# The Pearl Harbor P-40 boys



## v2 (Aug 4, 2015)

_View: https://www.youtube.com/watch?v=zS8HWFWaqa4_​


----------



## Gnomey (Aug 4, 2015)

Good video! Thanks for sharing.


----------



## Capt. Vick (Aug 4, 2015)

Very cool. Thanks for posting.


----------



## Airframes (Aug 4, 2015)

Good one.


----------



## gjs238 (Aug 23, 2015)

I wonder which were more effective, their .30 cal or .50 cal machine guns?


----------



## gjs238 (Aug 23, 2015)

I also wonder why Japanese planes would bother expending ammo, fuel and time strafing individual automobiles - surely there were more valuable targets?


----------



## tyrodtom (Aug 23, 2015)

gjs238 said:


> I also wonder why Japanese planes would bother expending ammo, fuel and time strafing individual automobiles - surely there were more valuable targets?

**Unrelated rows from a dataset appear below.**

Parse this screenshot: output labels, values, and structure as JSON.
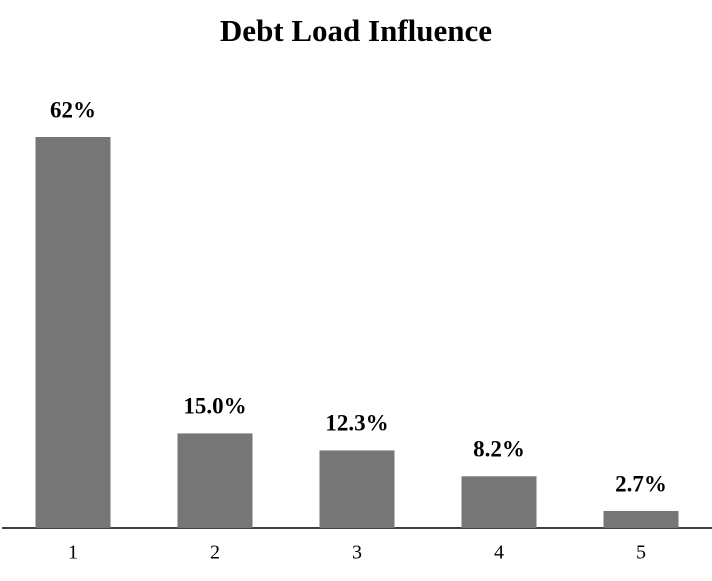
{
  "chart_data": {
    "type": "bar",
    "title": "Debt Load Influence",
    "categories": [
      "1",
      "2",
      "3",
      "4",
      "5"
    ],
    "values": [
      62,
      15.0,
      12.3,
      8.2,
      2.7
    ],
    "value_labels": [
      "62%",
      "15.0%",
      "12.3%",
      "8.2%",
      "2.7%"
    ],
    "color": "#767676"
  }
}
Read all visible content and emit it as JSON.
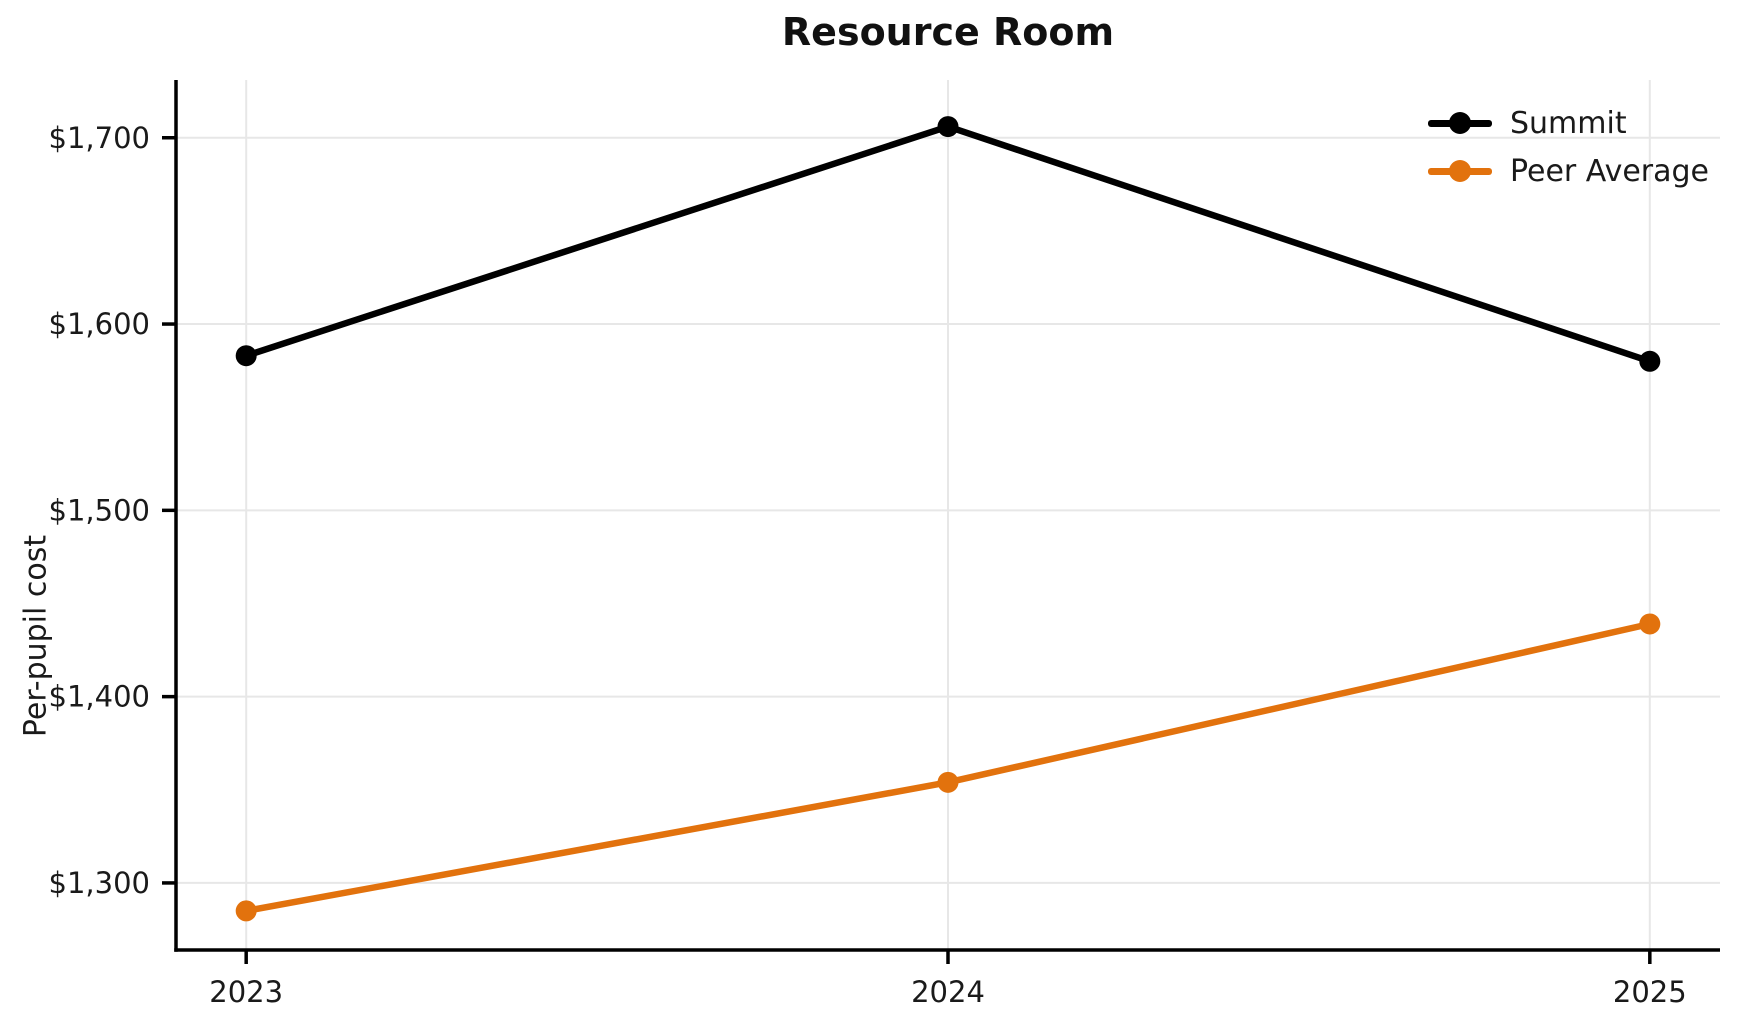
{
  "chart_data": {
    "type": "line",
    "title": "Resource Room",
    "xlabel": "",
    "ylabel": "Per-pupil cost",
    "x": [
      2023,
      2024,
      2025
    ],
    "x_ticklabels": [
      "2023",
      "2024",
      "2025"
    ],
    "y_ticks": [
      1300,
      1400,
      1500,
      1600,
      1700
    ],
    "y_ticklabels": [
      "$1,300",
      "$1,400",
      "$1,500",
      "$1,600",
      "$1,700"
    ],
    "xlim": [
      2022.9,
      2025.1
    ],
    "ylim": [
      1264,
      1731
    ],
    "grid": true,
    "grid_color": "#e7e7e7",
    "axis_color": "#000000",
    "legend_position": "upper right",
    "legend_frame": false,
    "marker": "o",
    "series": [
      {
        "name": "Summit",
        "color": "#000000",
        "values": [
          1583,
          1706,
          1580
        ]
      },
      {
        "name": "Peer Average",
        "color": "#E2720D",
        "values": [
          1285,
          1354,
          1439
        ]
      }
    ]
  }
}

Probably the pilot thought anyone driving that fast in a big car, during a attack, was someone important, and he was right.


----------



## bobbysocks (Aug 24, 2015)

thought I saw on a previous documentry where they only used the 30s. they would have had to change the guns over for the 50s and was going to take too long so they ran what was in the ac....the 30s only


----------



## GrauGeist (Aug 24, 2015)

bobbysocks said:


> thought I saw on a previous documentry where they only used the 30s. they would have had to change the guns over for the 50s and was going to take too long so they ran what was in the ac....the 30s only


Not sure where that documentary got thier information, the P-40B had two .50 cal. MGs mounted in the engine cowling and four .30 cal. MGs in the wings (2 per wing)...the auxilliary field only had stores of .30 cal. ammunition so they went with what was available.

Great video, V2, thanks for sharing!


----------



## bishamonn (Aug 25, 2015)

Great video, thanx for posting


----------